By Christen Smith
FERC on Wednesday dismissed a second request from Linden VFT to rehear its order denying reconsideration of cost allocations for several PJM cross-seams projects (ER18-614).
The commission said Linden just rehashed its original rehearing request. The company also can’t offer new arguments unless the order it’s protesting changed the outcome of the proceeding, it said.
“The commission has explained that the successive rehearing of an order on rehearing lies only when the order on rehearing modifies the original order’s result in a manner that gives rise to a wholly new objection,” FERC wrote. “If it were otherwise, the commission would be faced with countless successive requests for rehearing as parties raised argument after argument, in search of a winner.”
In June, the commission reaffirmed a July 2018 order that directed PJM and its transmission owners to submit compliance filings regarding cost responsibility assignments for four targeted market efficiency projects (TMEPs) with MISO.

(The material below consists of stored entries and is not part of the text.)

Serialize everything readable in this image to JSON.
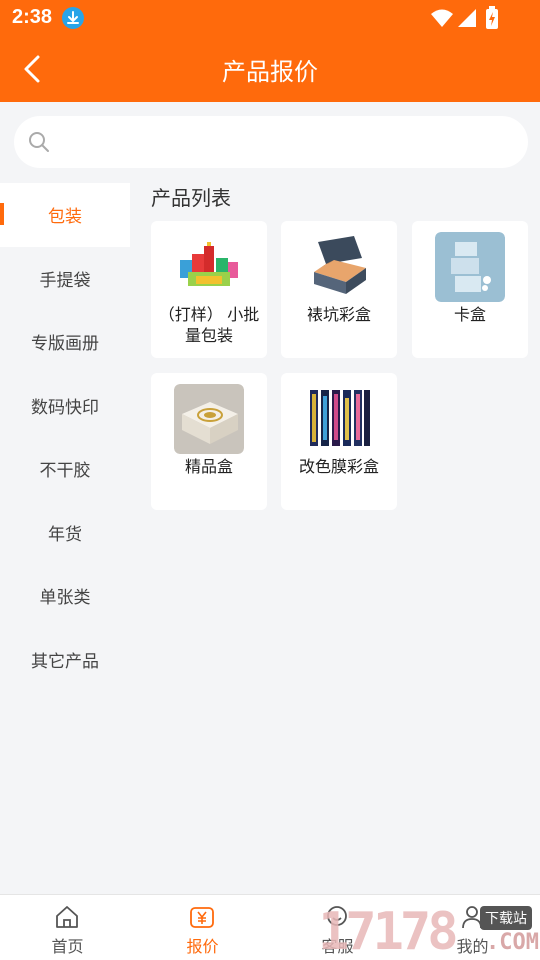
{
  "status_bar": {
    "time": "2:38"
  },
  "header": {
    "title": "产品报价"
  },
  "search": {
    "placeholder": ""
  },
  "sidebar": {
    "items": [
      {
        "label": "包装",
        "active": true
      },
      {
        "label": "手提袋",
        "active": false
      },
      {
        "label": "专版画册",
        "active": false
      },
      {
        "label": "数码快印",
        "active": false
      },
      {
        "label": "不干胶",
        "active": false
      },
      {
        "label": "年货",
        "active": false
      },
      {
        "label": "单张类",
        "active": false
      },
      {
        "label": "其它产品",
        "active": false
      }
    ]
  },
  "main": {
    "section_title": "产品列表",
    "products": [
      {
        "label": "（打样） 小批量包装",
        "image": "packaging-assortment-image"
      },
      {
        "label": "裱坑彩盒",
        "image": "mailer-box-image"
      },
      {
        "label": "卡盒",
        "image": "card-box-image"
      },
      {
        "label": "精品盒",
        "image": "gift-box-image"
      },
      {
        "label": "改色膜彩盒",
        "image": "color-film-box-image"
      }
    ]
  },
  "tabbar": {
    "tabs": [
      {
        "label": "首页",
        "icon": "home-icon",
        "active": false
      },
      {
        "label": "报价",
        "icon": "quote-yen-icon",
        "active": true
      },
      {
        "label": "客服",
        "icon": "customer-service-icon",
        "active": false
      },
      {
        "label": "我的",
        "icon": "user-icon",
        "active": false
      }
    ]
  },
  "watermark": {
    "digits": "17178",
    "tag": "下载站",
    "suffix": ".COM"
  },
  "colors": {
    "accent": "#ff6a0c",
    "background": "#f4f5f7"
  }
}
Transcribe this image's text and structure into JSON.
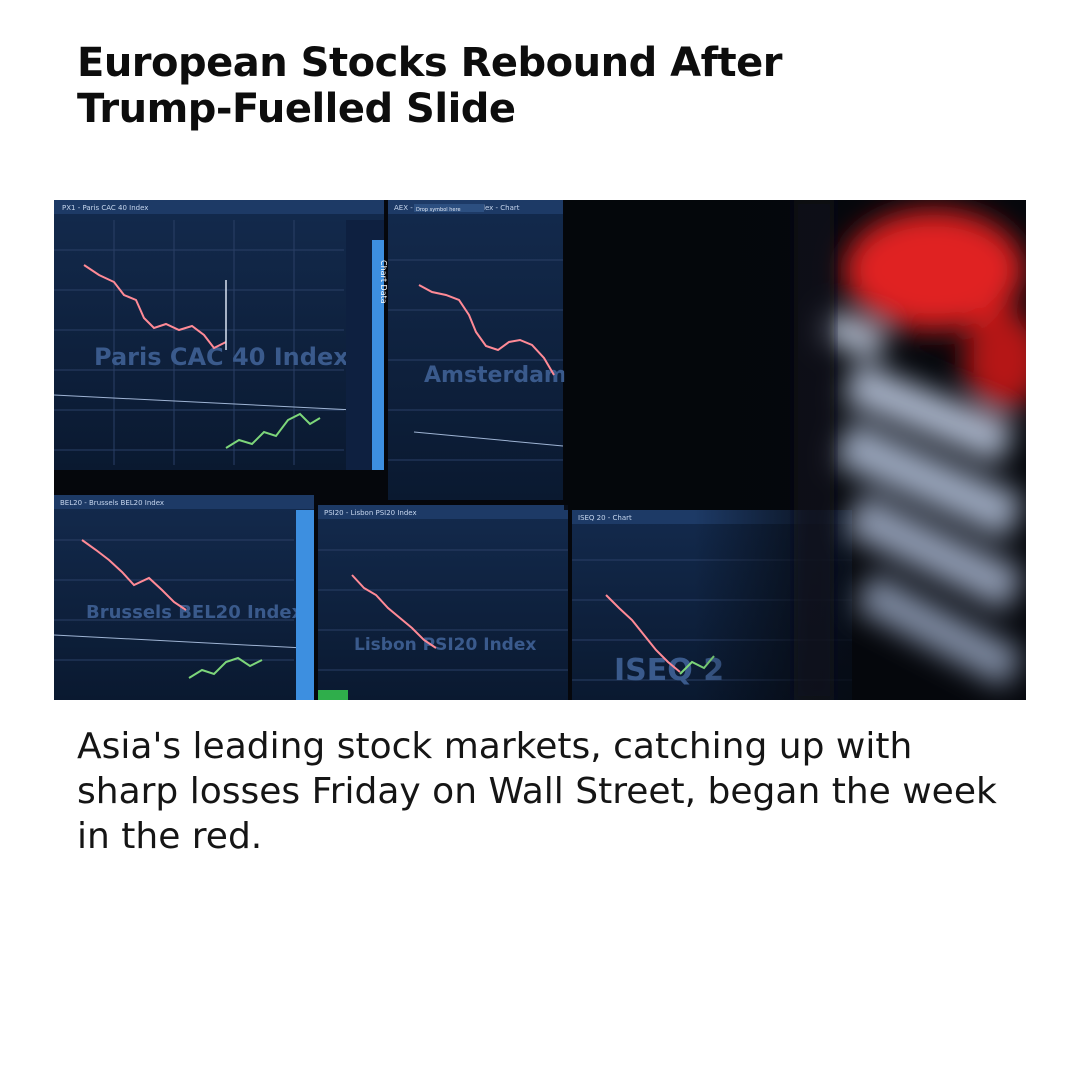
{
  "article": {
    "headline_line1": "European Stocks Rebound After",
    "headline_line2": "Trump-Fuelled Slide",
    "body": "Asia's leading stock markets, catching up with sharp losses Friday on Wall Street, began the week in the red."
  },
  "photo": {
    "panel_cac": "Paris CAC 40 Index",
    "panel_amsterdam": "Amsterdam",
    "panel_brussels": "Brussels BEL20 Index",
    "panel_lisbon": "Lisbon PSI20 Index",
    "panel_iseq": "ISEQ 2",
    "header_cac": "PX1 - Paris CAC 40 Index",
    "header_amsterdam": "AEX - Amsterdam AEX Index - Chart",
    "header_brussels": "BEL20 - Brussels BEL20 Index",
    "header_lisbon": "PSI20 - Lisbon PSI20 Index",
    "header_iseq": "ISEQ 20 - Chart",
    "tab_chart_data": "Chart Data",
    "btn_drop_symbol": "Drop symbol here",
    "colors": {
      "screen_bg": "#0b1a33",
      "grid": "#2a3f66",
      "up": "#7dd67a",
      "down": "#ff8a96",
      "accent": "#3d8fe0",
      "blur_red": "#e02020"
    }
  }
}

In that order, Linden and Hudson Transmission Partners, each of which operates merchant lines into New York City and had recently converted its firm transmission withdrawal rights to non-firm, were ordered to partially pay for TMEPs b2971, b2973, b2974 and b2975 after FERC said existing Tariff language indicated the congestion benefits accruing to the lines justified subsequent cost responsibility. (See FERC Rejects PJM TMEP Rehearing Requests.) PJM TOs then submitted a compliance filing clarifying that TMEP allocations would be assigned to merchant facilities in the future too.
The New York Power Authority joined with Hudson and Linden in opposing the order, arguing that the Tariff “limits all cost allocations … based on their actual firm transmission withdrawal rights.”
In its second rehearing request submitted in July, Linden alone argued that TMEPs are a subset of required transmission enhancements, which carry associated charges that are “not to exceed the firm transmission withdrawal rights specified in the applicable interconnection service agreement.”
Linden also said FERC gave it no notice that it would impose costs once the merchant TO dropped the rights and argued that assigning the company cost responsibility for TMEPs from which it does not benefit conflicts with the commission’s cost-causation principle.